8月17日、新庄ファイターズが今季最長タイの5連勝を飾った。試合後、新庄剛志監督は今季1号アーチを放った王柏融と、攻守にわたって活躍した万波中正を褒めていたが、続けてレフトを守った野村佑希の名前を出してこう語った。
「良いプレーをして欲しいんじゃなくて、今ね、打つ方がすごく良いので。森本(稀哲)コーチが毎日毎日こう少しずつ…。急には出来ないんで。やっぱ、後ろの打球がいちばん難しいから、その辺は経験させていきながら。まあ、でもレフトって決まったわけじゃないですからね」
野村は王柏融の支配下復帰などもあって、ここ最近は三塁や指名打者ではなく、レフトで出場している。試合前、森本コーチに打球の追い方などをレクチャーされていた。
「王が支配下に復帰し、一塁に清宮幸太郎がいる。捕手のマルティネスが打撃優先で一累を守る試合も増えてきました。清宮が三塁にまわれば、野村が弾き出されてしまいます。野村の外野コンバートは止むを得ません」(ベテラン記者)
また、新庄監督は「万波・清宮・野村」の3人を「ロマントリオ」と呼び、このうち誰か1人が打ってくれるとチームの雰囲気が好転するとも話している。野村のレフト緊急コンバートはロマントリオの成長を加速させるためでもあったようだ。
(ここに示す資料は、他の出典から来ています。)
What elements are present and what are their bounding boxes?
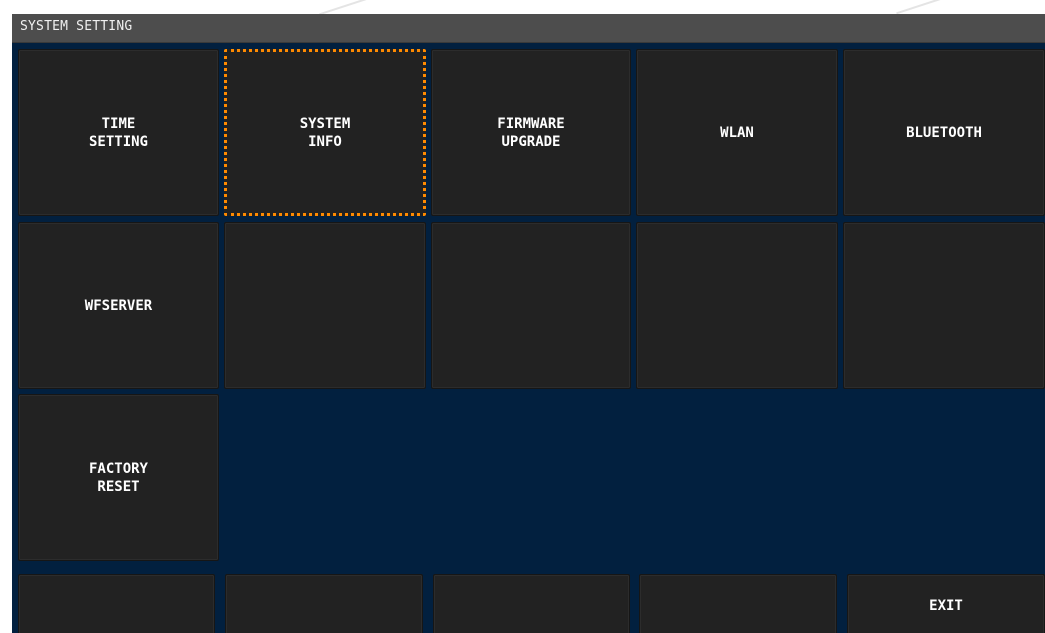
wlan-label: WLAN xyxy=(720,124,754,141)
function-key-1[interactable] xyxy=(18,574,215,633)
time-setting-label: TIME SETTING xyxy=(88,115,148,150)
wfserver-button[interactable]: WFSERVER xyxy=(18,222,219,389)
wfserver-label: WFSERVER xyxy=(84,297,153,314)
system-info-button[interactable]: SYSTEM INFO xyxy=(224,49,426,216)
function-key-4[interactable] xyxy=(639,574,837,633)
time-setting-button[interactable]: TIME SETTING xyxy=(18,49,219,216)
firmware-upgrade-label: FIRMWARE UPGRADE xyxy=(497,115,565,150)
exit-label: EXIT xyxy=(929,598,963,614)
screen-title: SYSTEM SETTING xyxy=(20,19,133,34)
empty-tile[interactable] xyxy=(636,222,838,389)
empty-tile[interactable] xyxy=(843,222,1045,389)
function-key-3[interactable] xyxy=(433,574,630,633)
system-setting-screen: SYSTEM SETTING TIME SETTING SYSTEM INFO … xyxy=(12,14,1045,633)
wlan-button[interactable]: WLAN xyxy=(636,49,838,216)
factory-reset-button[interactable]: FACTORY RESET xyxy=(18,394,219,561)
function-key-2[interactable] xyxy=(225,574,423,633)
exit-button[interactable]: EXIT xyxy=(847,574,1045,633)
watermark-strip xyxy=(0,0,1045,16)
factory-reset-label: FACTORY RESET xyxy=(88,460,148,495)
empty-tile[interactable] xyxy=(224,222,426,389)
firmware-upgrade-button[interactable]: FIRMWARE UPGRADE xyxy=(431,49,631,216)
title-bar: SYSTEM SETTING xyxy=(12,14,1045,43)
system-info-label: SYSTEM INFO xyxy=(299,115,351,150)
bluetooth-button[interactable]: BLUETOOTH xyxy=(843,49,1045,216)
empty-tile[interactable] xyxy=(431,222,631,389)
bluetooth-label: BLUETOOTH xyxy=(906,124,982,141)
とはいえ、慣れない外野の守備には課題も多い。
「11日のソフトバンク戦では、レフトの野村とセンターの五十幡亮汰が交錯し、一瞬ヒヤッとなりました。五十幡がしばらく動けなかったものの、大事には至りませんでしたが…」(前出・記者)
先に捕球体勢に入ったのは野村だった。しかし、五十幡は俊足だ。これまでの日本ハム外野陣なら、五十幡に譲っている場面だった。
「五十幡も『急造外野手』の野村が心配だから、無理をして捕りに行ったんです」(球団関係者)
五十嵐に何かあれば、ロマントリオの育成構想もオジャンになっていただろう。打撃優先とはいえ、シーズン途中でのコンバートは危険も伴う。
ただ、そうした守備面でのリスクがなくなり、ロマントリオが新庄監督の期待通りの働きをすれば、最下位脱出も見えてくるはずだ。